The investment thesis in Qualcomm continues to be the industry shift towards 5G, which has considerable upside as the wireless giant. Given its breadth of IP, licensing revenue and the fact that Qualcomm’s chips are well ahead of competitors when it comes to speed and other features, it’s hard to imagine another company having more exposure to not only 5G but with the ability to capture more content per smartphone. That said, on Wednesday Qualcomm must give investors a reason to wait for the 5G opportunity to be realized.
For the quarter that ended September, Wall Street expects Qualcomm to earn 70 cents per share on revenue of $4.7 billion. This compares to the year-ago quarter when earnings came to 90 cents per share on revenue of $5.83 billion. For the full year, earnings of $3.47 per share would decline from $3.69 a year ago, while full-year revenue of $19.3 billion would decline 15% year over year.
Qualcomm has established a solid track record of topping analysts' earnings estimates. And if the company can deliver a strong quarter and guidance, as Intel (INTC) did a few weeks ago, Qualcomm stock should continue to uptrend. The bulk Qualcomm's revenue is generated from its CDMA Technologies business, which makes chips for phones and other devices. In the third quarter that business was under pressure, however, with revenue of $3.6 billion falling about 13% year over year and 4% sequentially.
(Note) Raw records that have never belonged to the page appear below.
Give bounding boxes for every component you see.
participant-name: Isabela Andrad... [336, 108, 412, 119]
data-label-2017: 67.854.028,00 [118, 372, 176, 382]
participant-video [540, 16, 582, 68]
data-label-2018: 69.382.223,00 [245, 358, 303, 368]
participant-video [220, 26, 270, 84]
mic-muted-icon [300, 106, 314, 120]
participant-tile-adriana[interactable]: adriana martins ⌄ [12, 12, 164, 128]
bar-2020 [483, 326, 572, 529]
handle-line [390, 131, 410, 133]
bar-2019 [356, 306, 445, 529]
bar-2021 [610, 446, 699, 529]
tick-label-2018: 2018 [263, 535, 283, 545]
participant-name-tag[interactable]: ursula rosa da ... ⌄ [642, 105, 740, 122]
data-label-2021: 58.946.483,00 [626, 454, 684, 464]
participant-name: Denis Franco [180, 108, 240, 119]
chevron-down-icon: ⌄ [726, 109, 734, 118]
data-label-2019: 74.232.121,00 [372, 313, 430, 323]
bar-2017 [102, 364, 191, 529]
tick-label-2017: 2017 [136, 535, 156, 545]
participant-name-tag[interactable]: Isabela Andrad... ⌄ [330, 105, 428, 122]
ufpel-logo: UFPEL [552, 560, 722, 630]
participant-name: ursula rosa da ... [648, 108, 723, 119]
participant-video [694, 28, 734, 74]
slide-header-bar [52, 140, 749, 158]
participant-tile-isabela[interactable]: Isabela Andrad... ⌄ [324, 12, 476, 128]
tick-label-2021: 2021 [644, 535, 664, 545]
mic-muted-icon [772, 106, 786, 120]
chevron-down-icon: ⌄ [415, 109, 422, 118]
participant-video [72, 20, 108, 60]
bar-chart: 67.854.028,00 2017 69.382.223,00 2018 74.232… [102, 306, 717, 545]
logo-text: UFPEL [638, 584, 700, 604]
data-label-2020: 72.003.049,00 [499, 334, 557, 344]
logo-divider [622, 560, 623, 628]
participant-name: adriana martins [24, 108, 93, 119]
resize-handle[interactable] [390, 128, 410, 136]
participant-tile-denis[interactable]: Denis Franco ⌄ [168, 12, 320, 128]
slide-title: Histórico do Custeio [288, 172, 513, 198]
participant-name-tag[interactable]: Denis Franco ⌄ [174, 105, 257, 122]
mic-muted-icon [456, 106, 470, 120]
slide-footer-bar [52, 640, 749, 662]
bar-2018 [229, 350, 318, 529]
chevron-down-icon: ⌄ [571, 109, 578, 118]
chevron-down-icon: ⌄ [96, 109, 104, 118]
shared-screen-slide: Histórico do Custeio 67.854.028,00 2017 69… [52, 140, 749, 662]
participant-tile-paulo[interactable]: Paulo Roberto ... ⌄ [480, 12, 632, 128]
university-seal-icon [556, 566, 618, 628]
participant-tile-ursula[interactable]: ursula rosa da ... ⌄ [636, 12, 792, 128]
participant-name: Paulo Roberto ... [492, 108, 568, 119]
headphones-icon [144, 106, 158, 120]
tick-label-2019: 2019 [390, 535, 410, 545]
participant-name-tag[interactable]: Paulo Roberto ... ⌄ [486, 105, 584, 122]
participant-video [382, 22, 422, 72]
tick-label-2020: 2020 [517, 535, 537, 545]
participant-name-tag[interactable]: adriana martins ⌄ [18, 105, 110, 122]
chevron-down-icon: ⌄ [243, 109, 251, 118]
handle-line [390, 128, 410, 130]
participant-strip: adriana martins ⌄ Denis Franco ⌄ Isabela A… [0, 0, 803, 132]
The weakness caused a top line miss, though the company beat Q3 EPS estimates by 3 cents. What’s more, citing the trade war with China, Qualcomm also guided for lower Q4 revenue. But, as noted, the company’s 5G capabilities is what investors are excited about. The 5G market is expected to grow from $2 billion in 2020 to north of $23 billion by 2026.
This is a massive opportunity for Qualcomm which aims to be the leader in these 5G deployments, which could be the foundational technology for areas like self-driving cars and streaming virtual reality. On Wednesday the company will need to affirm that 5G growth expectations are realistic and issue guidance for fiscal 2020 in a way that affirms that confidence.